To show that trace class operators space is an ideal, we need to show that $\|uv\|_1\leq \|u\|\|v\|_1$ where $u,v \in B(H)$ and $\|u\|_1 = tr(|u|)$.
Murphy in his book (C*-algebras and operator theory) prove it as below:
Let $u=w|u|$ and $vu = w'|vu|$ be the polar decomposition of $u$ and $vu$ respectively and $w''=w'vw$ . Then $|vu| = w'^*vu=w''|u|$. Hence, $|vu|^2=|u| w''^*w''|u| \leq |u|^2\|w''\|^2 \leq |u|^2\|v\|^2$, so $|vu|\leq |u|\|v\|$.
and he continues his proof to get the desired inequality. But I can not understand how he concludes $|u| w''^*w''|u| \leq |u|^2\|w''\|^2$. Please help me. Thanks.
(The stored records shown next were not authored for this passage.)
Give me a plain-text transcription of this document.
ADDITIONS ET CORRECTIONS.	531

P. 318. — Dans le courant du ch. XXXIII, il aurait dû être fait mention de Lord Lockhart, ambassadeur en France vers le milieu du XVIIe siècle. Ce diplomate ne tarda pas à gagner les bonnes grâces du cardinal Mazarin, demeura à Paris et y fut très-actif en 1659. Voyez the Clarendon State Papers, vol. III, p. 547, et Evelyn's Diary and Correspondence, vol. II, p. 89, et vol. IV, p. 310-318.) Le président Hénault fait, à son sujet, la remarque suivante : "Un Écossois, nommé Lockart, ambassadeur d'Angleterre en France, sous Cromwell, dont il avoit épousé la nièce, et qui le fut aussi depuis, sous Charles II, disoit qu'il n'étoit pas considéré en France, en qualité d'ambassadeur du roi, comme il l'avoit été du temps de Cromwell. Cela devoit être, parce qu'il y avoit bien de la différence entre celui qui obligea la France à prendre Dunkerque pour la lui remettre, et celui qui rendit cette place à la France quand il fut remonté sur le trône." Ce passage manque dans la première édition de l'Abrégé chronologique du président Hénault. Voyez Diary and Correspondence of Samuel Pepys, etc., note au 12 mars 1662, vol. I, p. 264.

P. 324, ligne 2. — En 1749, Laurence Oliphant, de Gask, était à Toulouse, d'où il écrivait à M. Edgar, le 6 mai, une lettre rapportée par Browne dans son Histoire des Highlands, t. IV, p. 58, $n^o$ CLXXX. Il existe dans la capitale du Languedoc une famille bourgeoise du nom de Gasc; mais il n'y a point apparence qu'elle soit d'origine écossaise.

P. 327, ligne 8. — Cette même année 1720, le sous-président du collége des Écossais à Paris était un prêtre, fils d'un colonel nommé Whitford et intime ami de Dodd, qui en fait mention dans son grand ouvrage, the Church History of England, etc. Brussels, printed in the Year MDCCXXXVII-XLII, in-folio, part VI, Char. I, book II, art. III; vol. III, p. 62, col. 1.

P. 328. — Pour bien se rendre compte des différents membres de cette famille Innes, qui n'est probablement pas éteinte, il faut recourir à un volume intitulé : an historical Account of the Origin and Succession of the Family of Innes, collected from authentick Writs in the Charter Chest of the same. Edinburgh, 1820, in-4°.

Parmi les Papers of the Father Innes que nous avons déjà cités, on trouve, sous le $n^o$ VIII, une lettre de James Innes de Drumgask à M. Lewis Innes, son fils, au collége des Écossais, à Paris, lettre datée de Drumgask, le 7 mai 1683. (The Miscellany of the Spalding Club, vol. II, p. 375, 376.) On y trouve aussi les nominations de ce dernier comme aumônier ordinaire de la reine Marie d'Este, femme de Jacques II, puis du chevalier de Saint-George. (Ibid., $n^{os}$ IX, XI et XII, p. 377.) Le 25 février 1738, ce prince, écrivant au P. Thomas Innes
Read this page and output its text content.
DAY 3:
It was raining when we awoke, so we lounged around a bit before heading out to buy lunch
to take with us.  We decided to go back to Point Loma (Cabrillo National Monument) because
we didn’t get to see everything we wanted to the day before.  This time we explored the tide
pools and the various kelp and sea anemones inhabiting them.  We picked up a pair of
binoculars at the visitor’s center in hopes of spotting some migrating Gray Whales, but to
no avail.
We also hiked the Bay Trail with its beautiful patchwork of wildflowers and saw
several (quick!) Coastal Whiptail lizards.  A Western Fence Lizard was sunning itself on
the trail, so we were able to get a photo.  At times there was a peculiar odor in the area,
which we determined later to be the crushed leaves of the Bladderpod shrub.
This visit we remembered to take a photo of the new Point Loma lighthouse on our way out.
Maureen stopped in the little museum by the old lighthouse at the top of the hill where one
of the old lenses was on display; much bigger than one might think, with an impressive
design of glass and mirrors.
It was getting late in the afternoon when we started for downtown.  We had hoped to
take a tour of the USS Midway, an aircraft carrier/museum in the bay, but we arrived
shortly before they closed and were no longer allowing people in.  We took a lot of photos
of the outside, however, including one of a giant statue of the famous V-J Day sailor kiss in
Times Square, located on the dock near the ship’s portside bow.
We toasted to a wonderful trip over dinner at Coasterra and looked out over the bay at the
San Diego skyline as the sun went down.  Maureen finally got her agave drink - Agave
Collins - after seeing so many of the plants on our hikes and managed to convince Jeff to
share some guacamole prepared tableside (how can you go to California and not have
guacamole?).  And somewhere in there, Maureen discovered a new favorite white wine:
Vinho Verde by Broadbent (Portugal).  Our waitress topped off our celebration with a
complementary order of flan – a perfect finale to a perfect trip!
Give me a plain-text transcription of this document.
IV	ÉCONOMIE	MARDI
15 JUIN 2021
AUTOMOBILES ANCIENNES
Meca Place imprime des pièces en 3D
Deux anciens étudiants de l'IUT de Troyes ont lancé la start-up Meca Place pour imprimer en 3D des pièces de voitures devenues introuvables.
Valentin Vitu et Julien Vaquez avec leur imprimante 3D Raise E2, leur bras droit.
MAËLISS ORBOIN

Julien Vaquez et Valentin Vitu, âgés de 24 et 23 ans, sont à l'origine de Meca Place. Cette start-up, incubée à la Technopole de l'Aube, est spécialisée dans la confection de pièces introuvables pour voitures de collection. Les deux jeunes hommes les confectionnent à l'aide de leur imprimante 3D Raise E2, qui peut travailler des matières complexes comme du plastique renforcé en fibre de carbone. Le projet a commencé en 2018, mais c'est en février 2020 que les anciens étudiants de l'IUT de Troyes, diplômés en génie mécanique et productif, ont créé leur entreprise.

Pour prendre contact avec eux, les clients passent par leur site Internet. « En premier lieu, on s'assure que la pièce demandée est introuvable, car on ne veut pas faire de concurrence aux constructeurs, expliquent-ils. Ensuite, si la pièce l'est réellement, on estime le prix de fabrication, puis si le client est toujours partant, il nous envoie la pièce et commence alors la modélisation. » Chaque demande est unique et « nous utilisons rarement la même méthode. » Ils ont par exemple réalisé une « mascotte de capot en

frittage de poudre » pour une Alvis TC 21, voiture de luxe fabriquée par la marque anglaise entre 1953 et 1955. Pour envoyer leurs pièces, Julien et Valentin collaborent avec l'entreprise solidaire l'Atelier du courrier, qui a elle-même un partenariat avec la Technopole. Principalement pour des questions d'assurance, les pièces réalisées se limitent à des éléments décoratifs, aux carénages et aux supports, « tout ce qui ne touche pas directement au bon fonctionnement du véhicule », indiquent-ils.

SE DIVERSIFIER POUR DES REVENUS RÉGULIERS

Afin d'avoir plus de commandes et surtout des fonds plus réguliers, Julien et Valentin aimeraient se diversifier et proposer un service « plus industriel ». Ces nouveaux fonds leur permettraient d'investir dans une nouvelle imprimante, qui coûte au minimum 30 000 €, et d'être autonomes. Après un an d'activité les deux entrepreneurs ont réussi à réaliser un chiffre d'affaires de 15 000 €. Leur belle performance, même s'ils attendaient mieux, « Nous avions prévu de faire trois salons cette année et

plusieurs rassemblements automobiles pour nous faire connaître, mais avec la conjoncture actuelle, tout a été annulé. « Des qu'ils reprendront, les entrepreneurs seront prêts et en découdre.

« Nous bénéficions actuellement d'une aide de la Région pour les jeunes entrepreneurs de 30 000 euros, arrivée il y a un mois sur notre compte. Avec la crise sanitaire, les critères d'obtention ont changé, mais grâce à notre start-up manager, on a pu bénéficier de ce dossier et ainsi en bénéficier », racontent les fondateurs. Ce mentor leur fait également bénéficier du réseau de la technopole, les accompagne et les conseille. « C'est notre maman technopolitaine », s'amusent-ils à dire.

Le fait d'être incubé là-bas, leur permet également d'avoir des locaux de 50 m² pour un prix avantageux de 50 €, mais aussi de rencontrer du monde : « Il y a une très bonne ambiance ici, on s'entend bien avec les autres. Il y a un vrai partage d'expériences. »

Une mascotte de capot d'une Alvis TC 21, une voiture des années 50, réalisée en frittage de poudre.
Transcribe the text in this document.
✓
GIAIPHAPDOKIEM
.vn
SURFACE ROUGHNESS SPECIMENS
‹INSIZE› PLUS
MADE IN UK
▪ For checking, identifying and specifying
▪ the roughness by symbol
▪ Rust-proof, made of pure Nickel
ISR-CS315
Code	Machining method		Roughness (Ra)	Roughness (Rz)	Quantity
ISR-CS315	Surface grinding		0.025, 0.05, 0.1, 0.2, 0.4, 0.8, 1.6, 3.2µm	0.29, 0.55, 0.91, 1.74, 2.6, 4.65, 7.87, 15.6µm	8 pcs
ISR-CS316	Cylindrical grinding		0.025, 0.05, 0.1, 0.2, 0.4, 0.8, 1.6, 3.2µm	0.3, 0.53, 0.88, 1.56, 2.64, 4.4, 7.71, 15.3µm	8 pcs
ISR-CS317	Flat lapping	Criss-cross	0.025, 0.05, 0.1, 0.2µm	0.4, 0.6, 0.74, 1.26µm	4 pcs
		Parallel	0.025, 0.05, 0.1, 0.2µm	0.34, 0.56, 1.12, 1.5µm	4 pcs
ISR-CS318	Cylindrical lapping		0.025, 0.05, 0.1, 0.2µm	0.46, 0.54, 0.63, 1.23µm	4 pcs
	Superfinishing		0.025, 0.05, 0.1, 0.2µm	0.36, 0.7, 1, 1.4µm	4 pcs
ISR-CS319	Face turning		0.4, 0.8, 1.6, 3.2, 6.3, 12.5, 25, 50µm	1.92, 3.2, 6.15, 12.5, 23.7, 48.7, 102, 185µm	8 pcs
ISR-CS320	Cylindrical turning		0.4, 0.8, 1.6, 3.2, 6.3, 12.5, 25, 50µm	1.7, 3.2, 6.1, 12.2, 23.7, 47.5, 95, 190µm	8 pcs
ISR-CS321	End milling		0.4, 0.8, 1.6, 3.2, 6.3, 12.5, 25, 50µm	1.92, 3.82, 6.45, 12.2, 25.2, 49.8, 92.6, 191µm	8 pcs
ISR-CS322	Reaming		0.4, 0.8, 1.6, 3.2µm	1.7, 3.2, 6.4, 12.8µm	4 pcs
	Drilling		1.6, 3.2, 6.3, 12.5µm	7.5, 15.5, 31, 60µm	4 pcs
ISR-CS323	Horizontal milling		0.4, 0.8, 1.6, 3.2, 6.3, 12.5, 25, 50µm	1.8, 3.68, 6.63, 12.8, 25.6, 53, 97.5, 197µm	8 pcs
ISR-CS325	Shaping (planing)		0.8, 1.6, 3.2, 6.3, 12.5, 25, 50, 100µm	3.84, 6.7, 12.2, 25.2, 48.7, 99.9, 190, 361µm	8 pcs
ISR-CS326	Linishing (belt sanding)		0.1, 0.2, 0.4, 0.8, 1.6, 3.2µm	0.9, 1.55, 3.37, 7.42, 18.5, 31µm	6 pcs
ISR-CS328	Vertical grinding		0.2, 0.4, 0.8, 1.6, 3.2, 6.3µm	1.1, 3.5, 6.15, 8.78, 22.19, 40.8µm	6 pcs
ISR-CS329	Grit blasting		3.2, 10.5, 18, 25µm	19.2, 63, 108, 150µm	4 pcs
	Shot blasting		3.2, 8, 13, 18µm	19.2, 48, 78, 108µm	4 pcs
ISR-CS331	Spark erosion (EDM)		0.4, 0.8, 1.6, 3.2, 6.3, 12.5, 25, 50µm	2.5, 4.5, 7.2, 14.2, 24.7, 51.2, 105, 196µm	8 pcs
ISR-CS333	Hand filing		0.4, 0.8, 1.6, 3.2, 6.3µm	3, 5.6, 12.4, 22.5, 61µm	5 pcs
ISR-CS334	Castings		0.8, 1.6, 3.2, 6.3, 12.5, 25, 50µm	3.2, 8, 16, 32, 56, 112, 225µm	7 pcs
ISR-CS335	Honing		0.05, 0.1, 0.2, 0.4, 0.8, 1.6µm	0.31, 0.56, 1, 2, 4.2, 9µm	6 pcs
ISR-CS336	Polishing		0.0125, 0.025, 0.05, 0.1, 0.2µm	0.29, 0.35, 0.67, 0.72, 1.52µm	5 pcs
Note first that $w''^*w''$ is a positive semidefinite operator such that $w''^*w''\leq \|w''^*w''\|$ (on the right is a positive scalar times the identity operator). Since in $C^*$-algebra $\|w''^*w''\|=\|w''\|^2$ we have $w''^*w''\leq \|w''\|^2$. Multiply this inequality from the left and the right side by a positive semidefinite $|u|$ and you have the desired inequality.